This early 20th-century oil painting by Austrian artist Karl Feiertag (1874-1944) depicts two young women making lace in Burano, Venice.
Sat within a quiet corner of bustling Burano, two lacemakers focus on their craft. Diligently working, having inherited a local tradition dating back several centuries. The details are exquisite with each fold and descriptive nuance rendered with careful observation. Feiertag, respectful of their endeavours, equally worked tirelessly to perfect this enchanting scene.
Venetian lace has a particularly rich heritage with the earliest examples produced in convents for church fineries. It came to prominence with the advent of elaborate ruffs in the 17th century and was highly revered. For his coronation, King Louis XIV commissioned Venetians to produce his splendid lace collar. It took Lucretia and Vittoria Torre around two years to complete.
Today, despite a drop in popularity, Burano remains at the heart of traditional lacemaking with skills passed down from generation to generation. Here, in 1907, Feiertag marvels at this remarkable achievement.

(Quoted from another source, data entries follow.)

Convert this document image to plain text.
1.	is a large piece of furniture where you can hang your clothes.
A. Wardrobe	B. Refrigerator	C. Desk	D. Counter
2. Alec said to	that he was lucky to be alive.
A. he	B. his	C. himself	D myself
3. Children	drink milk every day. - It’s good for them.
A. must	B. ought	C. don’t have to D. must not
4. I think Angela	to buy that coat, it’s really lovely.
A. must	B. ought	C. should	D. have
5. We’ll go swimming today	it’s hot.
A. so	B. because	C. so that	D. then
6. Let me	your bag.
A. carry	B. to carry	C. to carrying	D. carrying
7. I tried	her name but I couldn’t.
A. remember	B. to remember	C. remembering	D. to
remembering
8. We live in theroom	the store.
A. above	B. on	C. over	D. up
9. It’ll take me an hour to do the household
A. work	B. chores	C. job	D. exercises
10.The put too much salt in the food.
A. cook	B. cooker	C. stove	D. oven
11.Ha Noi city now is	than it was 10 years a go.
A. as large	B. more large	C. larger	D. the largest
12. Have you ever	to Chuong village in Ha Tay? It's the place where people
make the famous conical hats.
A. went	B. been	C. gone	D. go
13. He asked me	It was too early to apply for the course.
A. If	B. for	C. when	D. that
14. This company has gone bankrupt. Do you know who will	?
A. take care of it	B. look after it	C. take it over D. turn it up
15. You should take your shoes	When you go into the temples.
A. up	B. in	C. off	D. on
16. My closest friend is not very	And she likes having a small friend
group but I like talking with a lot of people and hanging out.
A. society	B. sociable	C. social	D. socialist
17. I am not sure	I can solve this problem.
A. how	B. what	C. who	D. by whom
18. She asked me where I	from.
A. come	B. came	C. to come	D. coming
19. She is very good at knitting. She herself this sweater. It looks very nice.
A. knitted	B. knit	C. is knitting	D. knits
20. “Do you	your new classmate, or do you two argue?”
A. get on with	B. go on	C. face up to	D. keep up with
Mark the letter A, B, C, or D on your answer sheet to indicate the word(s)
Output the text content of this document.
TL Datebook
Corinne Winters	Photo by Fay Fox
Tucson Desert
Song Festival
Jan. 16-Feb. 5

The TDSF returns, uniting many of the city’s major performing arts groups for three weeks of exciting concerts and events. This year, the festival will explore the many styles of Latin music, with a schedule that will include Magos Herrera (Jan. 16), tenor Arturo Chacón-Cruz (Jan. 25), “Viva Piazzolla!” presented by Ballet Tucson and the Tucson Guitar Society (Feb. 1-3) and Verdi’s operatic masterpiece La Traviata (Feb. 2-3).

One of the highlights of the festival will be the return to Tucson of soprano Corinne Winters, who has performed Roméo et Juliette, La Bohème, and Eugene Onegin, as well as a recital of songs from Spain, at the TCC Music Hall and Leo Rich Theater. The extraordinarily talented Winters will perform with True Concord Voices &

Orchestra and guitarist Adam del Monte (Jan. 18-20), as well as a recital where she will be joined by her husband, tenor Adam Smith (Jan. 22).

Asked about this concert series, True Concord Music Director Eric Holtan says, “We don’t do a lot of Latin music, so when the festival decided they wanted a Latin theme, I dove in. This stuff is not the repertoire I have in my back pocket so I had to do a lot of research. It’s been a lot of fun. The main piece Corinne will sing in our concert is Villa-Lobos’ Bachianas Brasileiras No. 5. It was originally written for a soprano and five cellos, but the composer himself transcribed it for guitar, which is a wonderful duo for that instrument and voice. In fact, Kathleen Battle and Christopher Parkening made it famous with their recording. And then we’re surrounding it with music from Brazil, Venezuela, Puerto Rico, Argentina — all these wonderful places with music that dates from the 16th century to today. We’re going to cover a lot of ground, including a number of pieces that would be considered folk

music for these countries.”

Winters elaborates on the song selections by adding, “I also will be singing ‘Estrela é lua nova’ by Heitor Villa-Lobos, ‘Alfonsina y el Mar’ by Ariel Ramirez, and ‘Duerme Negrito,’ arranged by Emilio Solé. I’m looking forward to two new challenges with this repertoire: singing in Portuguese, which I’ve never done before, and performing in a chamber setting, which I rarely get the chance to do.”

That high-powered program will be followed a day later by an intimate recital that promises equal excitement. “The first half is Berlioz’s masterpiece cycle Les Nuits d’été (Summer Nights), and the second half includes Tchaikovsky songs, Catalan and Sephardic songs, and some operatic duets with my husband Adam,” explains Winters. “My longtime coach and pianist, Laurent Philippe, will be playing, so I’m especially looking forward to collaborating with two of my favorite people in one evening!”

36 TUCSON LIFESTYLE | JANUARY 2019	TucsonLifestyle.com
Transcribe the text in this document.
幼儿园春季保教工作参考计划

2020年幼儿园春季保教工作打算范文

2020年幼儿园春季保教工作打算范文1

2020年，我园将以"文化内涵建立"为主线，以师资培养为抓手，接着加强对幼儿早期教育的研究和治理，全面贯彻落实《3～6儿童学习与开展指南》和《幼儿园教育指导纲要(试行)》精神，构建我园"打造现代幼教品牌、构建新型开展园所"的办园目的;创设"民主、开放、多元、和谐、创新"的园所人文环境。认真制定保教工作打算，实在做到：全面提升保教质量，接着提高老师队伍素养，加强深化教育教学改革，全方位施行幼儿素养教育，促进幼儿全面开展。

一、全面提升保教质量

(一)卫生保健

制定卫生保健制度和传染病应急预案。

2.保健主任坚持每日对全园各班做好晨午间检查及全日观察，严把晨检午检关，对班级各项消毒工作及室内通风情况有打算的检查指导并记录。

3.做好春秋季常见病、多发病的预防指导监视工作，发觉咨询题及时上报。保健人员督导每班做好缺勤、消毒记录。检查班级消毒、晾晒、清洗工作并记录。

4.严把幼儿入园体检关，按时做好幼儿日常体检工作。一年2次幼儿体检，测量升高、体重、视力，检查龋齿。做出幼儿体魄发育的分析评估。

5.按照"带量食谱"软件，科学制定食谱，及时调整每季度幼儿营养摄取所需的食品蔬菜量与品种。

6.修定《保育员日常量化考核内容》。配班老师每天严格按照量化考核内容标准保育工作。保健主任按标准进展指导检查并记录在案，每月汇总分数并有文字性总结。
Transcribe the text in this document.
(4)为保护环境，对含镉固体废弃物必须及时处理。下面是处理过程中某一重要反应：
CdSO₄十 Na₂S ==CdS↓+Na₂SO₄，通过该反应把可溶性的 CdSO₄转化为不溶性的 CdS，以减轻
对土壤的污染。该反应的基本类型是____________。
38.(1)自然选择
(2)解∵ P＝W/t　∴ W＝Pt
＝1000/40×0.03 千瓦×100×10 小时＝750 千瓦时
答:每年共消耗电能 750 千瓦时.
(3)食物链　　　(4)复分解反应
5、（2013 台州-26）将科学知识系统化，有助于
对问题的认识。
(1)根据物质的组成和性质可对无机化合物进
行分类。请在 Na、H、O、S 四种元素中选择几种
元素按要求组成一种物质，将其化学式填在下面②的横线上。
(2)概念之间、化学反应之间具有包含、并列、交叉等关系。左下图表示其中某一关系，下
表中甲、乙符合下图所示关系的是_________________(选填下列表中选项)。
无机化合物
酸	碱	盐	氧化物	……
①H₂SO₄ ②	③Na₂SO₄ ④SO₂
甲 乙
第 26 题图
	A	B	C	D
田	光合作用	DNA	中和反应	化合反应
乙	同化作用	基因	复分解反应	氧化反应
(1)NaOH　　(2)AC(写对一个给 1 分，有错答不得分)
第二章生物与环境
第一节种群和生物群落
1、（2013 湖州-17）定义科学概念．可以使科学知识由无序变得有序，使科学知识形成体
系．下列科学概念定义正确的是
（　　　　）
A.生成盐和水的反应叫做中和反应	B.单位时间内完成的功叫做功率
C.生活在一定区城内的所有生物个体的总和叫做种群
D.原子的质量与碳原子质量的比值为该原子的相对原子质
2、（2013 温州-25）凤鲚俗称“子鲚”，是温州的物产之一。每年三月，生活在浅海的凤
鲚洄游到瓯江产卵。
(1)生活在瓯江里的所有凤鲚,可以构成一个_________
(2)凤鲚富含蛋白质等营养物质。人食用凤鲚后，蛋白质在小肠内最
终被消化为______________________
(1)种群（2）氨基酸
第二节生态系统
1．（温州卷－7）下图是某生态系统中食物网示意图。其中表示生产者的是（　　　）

Signed/dated lower right and held within its original frame.
Medium: Oil on canvas
Overall size: 44½” x 49” / 113cm x 124cm
Year of creation: 1907
Labels & Inscriptions: Label on reverse.
Condition: Artwork presents well. Fine craquelure but the paint is stable. Stretcher and frame bowed but both are original. It should hang reasonably well but, if you prefer, the stretcher can be replaced to level it up. We can supply a video to help your decision-making. Frame with some light wear.
Artist’s auction maximum: £3,526
Karl Feiertag trained at the Academy of Fine Arts in Vienna and he was a member of the Klosterneuburg artist’s association. He’s represented at the Vienna Museum.